Many of you may not know, but before the beautiful Maiden of the Spring, Persephone, was taken down to the Underworld by Lord Hades, Hades had shared his bed with a Nymph by the name of Mintha. Mintha, as you can well imagine, was none too pleased when Hades brought Persephone down and crowned her as Queen of the realm!
“Look at her,” Mintha scoffed in her jealousy. “She is not nearly as desirable as I! I don’t know what he sees in her! I am of far nobler form and more excellent is my beauty. My hips are more shapely, my breasts are more succulent, and my lips make men who’ve never touched me cry. I surpass her in every way!”
On and on she went, raving about her superiority, and making excuses for Hades, for she loved him dearly even still. “Poor Hades, dear,” she mused. “He is so caught up in this foolishness! Just you wait. As soon as he realizes his mistake, he will banish her from his side and return to my arms where he belongs! Why, I wouldn’t be surprised if he returned to me after he beds her but once. No mere girl is a match for my skills of amorous pleasure.”
One unfortunate day, Mintha was overheard ranting and squawking about Persephone’s inferiority by the Queen herself.

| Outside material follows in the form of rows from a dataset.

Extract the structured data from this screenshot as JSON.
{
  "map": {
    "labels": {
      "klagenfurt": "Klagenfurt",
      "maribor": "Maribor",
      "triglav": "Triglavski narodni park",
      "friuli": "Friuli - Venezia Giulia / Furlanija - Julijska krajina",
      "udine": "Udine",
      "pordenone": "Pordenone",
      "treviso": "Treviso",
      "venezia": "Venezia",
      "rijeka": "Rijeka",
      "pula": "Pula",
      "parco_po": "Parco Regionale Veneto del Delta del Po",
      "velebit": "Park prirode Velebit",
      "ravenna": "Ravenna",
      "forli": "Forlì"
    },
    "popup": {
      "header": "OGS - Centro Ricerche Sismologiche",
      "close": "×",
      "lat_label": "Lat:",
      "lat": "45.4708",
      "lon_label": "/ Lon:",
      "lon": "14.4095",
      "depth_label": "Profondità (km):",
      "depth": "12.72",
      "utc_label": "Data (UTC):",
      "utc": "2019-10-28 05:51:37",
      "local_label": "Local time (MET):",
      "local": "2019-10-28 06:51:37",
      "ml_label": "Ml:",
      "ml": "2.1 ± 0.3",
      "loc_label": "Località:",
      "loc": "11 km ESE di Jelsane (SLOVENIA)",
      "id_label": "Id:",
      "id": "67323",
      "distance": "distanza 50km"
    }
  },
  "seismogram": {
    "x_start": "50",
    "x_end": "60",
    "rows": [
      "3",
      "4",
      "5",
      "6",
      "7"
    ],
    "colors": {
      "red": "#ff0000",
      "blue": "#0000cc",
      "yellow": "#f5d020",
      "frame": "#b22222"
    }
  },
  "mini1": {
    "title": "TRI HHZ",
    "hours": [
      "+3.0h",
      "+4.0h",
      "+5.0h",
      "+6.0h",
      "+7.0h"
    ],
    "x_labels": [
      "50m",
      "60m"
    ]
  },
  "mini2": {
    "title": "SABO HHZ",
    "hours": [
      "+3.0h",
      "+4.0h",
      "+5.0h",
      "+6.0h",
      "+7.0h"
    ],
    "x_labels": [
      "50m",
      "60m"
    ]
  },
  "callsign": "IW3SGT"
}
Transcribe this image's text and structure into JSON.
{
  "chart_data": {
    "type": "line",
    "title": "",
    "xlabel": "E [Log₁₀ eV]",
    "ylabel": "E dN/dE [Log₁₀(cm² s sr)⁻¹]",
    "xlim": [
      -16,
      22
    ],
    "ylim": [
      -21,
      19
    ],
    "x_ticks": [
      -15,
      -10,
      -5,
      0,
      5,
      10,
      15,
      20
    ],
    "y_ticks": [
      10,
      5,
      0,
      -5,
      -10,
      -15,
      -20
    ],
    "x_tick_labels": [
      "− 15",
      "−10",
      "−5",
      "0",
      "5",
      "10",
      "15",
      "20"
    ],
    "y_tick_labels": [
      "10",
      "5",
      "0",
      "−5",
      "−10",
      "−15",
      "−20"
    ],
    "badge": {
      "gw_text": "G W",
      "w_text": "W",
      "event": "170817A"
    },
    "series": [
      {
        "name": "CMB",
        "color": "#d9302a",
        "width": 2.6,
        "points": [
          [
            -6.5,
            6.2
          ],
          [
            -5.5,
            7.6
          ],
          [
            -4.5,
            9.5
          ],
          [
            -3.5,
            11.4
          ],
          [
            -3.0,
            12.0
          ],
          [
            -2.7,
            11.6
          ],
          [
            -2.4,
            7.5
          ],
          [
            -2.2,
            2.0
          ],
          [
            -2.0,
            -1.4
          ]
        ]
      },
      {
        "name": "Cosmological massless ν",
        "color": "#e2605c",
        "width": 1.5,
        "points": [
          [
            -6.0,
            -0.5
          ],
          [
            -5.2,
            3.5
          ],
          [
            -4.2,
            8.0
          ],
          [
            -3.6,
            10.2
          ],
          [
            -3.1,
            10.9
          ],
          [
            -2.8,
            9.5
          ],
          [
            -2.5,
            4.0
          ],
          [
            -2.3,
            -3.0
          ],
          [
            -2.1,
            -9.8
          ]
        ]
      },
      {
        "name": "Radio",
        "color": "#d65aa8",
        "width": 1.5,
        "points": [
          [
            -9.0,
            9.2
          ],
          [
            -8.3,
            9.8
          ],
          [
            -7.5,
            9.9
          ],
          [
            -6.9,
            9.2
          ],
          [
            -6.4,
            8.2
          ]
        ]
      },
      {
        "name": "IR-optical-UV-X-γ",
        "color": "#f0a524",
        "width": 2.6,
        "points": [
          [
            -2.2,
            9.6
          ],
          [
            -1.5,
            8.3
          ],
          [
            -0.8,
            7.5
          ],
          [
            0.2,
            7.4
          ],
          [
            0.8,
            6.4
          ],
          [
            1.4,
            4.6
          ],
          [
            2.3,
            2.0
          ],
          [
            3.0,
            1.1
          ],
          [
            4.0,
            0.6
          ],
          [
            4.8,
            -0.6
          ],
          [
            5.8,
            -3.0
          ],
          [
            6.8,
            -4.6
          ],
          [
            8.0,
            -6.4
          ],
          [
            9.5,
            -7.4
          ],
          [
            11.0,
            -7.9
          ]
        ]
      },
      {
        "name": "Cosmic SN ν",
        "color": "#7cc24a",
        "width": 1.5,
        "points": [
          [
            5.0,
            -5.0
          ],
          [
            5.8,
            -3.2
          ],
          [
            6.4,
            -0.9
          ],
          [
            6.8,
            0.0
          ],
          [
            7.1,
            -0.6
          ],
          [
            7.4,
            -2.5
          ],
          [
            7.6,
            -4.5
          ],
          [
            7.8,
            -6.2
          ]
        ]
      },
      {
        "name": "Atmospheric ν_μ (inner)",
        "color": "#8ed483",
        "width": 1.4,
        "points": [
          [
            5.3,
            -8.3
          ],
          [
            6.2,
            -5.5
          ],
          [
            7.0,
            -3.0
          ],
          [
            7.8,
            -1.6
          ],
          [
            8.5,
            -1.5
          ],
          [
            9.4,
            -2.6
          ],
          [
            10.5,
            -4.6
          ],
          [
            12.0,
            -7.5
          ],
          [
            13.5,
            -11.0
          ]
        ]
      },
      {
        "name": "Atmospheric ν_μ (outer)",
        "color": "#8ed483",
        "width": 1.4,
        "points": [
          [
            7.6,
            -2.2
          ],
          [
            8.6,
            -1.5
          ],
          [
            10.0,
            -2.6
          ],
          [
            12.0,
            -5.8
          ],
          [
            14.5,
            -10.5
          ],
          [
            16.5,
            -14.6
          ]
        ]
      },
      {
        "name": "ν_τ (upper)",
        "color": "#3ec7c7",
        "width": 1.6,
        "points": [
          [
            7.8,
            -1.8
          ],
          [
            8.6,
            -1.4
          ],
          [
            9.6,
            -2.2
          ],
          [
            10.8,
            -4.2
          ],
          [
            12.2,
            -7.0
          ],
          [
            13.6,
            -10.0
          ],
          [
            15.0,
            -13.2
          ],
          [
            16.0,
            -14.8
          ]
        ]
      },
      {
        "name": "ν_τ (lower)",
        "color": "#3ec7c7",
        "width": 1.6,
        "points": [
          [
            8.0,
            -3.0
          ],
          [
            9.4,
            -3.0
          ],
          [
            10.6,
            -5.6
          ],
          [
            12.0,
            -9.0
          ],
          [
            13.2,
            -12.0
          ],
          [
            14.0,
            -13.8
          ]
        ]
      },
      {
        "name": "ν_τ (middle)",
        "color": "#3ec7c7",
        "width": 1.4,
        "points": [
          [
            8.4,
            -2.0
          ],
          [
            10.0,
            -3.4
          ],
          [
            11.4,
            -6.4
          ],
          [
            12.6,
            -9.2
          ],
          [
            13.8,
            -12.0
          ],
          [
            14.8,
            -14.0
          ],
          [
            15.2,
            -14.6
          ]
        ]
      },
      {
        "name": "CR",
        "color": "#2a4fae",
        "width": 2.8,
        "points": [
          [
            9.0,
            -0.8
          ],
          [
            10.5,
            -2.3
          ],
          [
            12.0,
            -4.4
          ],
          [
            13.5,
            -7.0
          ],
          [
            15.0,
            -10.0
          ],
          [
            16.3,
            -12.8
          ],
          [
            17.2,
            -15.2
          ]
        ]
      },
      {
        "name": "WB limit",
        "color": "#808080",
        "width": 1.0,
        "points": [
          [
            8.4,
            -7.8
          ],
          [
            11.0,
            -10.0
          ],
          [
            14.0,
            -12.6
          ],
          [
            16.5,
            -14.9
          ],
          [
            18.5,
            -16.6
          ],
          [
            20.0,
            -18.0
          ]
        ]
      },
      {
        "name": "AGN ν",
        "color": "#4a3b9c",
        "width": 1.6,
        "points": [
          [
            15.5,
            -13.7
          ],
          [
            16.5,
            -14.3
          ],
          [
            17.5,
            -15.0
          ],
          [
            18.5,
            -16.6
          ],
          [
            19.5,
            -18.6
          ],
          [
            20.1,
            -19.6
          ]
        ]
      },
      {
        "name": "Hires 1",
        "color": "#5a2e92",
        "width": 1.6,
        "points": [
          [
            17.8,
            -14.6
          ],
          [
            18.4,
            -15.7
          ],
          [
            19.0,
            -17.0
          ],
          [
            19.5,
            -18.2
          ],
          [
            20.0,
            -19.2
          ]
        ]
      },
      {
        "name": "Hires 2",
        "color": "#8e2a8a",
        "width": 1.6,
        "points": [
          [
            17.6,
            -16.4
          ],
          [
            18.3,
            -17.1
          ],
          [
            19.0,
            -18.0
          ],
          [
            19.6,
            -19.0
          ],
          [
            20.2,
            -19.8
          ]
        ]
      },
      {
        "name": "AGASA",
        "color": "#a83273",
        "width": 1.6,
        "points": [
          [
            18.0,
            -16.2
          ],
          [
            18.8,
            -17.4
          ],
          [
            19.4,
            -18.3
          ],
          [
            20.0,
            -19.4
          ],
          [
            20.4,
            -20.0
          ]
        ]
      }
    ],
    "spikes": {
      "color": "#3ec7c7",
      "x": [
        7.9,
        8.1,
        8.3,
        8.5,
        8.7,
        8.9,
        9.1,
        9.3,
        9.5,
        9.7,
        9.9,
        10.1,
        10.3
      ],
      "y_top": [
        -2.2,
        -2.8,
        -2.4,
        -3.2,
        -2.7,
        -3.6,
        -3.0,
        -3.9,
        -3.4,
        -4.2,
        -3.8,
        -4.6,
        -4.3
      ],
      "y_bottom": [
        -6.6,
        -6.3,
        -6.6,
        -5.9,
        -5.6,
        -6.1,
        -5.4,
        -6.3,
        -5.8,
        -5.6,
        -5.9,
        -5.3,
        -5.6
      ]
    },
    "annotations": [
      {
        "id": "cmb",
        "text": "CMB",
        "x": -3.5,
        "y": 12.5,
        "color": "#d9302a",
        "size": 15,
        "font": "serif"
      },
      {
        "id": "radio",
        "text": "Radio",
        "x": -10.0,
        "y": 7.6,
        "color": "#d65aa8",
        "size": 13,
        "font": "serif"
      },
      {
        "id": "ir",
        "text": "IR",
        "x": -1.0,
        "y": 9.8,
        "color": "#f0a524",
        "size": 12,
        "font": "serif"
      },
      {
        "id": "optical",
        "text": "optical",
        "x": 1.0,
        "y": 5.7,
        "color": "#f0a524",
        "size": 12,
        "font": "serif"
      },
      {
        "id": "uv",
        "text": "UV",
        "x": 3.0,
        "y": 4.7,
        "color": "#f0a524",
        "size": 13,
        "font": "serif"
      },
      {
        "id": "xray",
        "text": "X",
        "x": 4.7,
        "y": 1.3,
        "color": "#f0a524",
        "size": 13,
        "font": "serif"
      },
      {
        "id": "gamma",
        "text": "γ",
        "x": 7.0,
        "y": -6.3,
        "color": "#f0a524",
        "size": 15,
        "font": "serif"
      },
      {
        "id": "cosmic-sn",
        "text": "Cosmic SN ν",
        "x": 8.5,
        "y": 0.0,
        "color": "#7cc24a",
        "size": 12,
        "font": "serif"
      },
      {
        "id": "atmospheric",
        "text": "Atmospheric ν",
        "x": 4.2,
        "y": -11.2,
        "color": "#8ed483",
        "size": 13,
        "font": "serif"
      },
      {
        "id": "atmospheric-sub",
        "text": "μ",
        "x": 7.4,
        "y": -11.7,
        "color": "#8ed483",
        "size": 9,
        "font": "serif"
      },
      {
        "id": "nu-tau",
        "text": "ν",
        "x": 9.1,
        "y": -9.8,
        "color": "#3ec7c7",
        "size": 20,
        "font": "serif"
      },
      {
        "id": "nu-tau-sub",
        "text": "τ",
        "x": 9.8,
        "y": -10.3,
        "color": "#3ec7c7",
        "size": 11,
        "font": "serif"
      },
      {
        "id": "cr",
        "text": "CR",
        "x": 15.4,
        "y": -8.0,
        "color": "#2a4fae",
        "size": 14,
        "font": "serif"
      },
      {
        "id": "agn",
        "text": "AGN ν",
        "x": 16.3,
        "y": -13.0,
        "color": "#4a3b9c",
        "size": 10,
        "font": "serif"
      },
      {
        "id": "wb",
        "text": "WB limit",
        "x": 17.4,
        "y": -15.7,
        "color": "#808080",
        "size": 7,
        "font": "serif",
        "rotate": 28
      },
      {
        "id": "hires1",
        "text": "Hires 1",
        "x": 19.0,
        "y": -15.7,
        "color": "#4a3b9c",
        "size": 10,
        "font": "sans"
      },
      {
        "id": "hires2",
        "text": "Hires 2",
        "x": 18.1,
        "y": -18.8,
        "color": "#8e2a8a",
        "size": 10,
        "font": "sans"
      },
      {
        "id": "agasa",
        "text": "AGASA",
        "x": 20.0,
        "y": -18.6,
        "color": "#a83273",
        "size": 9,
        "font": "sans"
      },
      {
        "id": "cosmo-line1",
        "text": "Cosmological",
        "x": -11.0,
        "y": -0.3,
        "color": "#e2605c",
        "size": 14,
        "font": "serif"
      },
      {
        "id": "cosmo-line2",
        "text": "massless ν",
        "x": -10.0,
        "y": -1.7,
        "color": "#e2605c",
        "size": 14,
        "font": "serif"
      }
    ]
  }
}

“Mintha, you look lovely today,” Persephone greeted her with a smile. Mintha was startled by the sound of her voice, for she assumed the Queen to be well out of earshot.
“Why, thank you,” Mintha stumbled in reply and added under her breath “I wish I could say the same for you.”
Persephone was familiar with Mintha’s retorts and was not surprised when Mintha simply walked along mumbling to herself, for her ill feelings consumed her. Persephone giggled as she envisioned the Naiad green with envy, and she thought, “I know just how to rid myself of her inane babbling and continuous insults.” Persephone held in her mind’s eye an image of the Naiad. She blew her magic across her hands, and a stream of silvery light enveloped Mintha, shrinking her smaller and smaller and turning her greener and greener until Persephone picked her up and completed her transformation into a beautiful and fragrant mint plant. Carefully, she pushed her up through the soil, past the bedrock and clay and roots and worms and topsoil until she popped out above in the Middlerealm, smack in the middle of Demeter’s garden. Mintha shook her leafy head with a screech and a new string of foul words flew from her mouth now fueled by anger. Below, all Persephone heard was a faint mumbling grumble.
“There you are, darling,” she sang. “Now you have a full and captive audience to listen to how wrongly you have been treated and how much better than me you are. Ta!” She closed off the hole, and walked away, happily whistling to herself.
Now, Demeter is Persephone’s Mother, and her love for her daughter is fierce and unending—to the point of occasional overprotection. When she heard of the torrent of insults being spewed at her daughter, she became furious!
“How dare she?!” Demeter cried. “I will put a stop to this once and for all!” With profound determination, Demeter marched right over to the garden, and when she arrived, what she saw infuriated her further, because the mint was spreading like wild already! Her carefully cultivated herbs and beautiful flowers were drooping and weak from Mintha’s overwhelming presence.
“What nerve!” exclaimedDemeter, whose patience had been spent. She stomped her to dust, and Mintha was no more.
Moral of the story: Do not overcrowd the garden with negativity, lest you invite the foot of a Goddess to land on your head.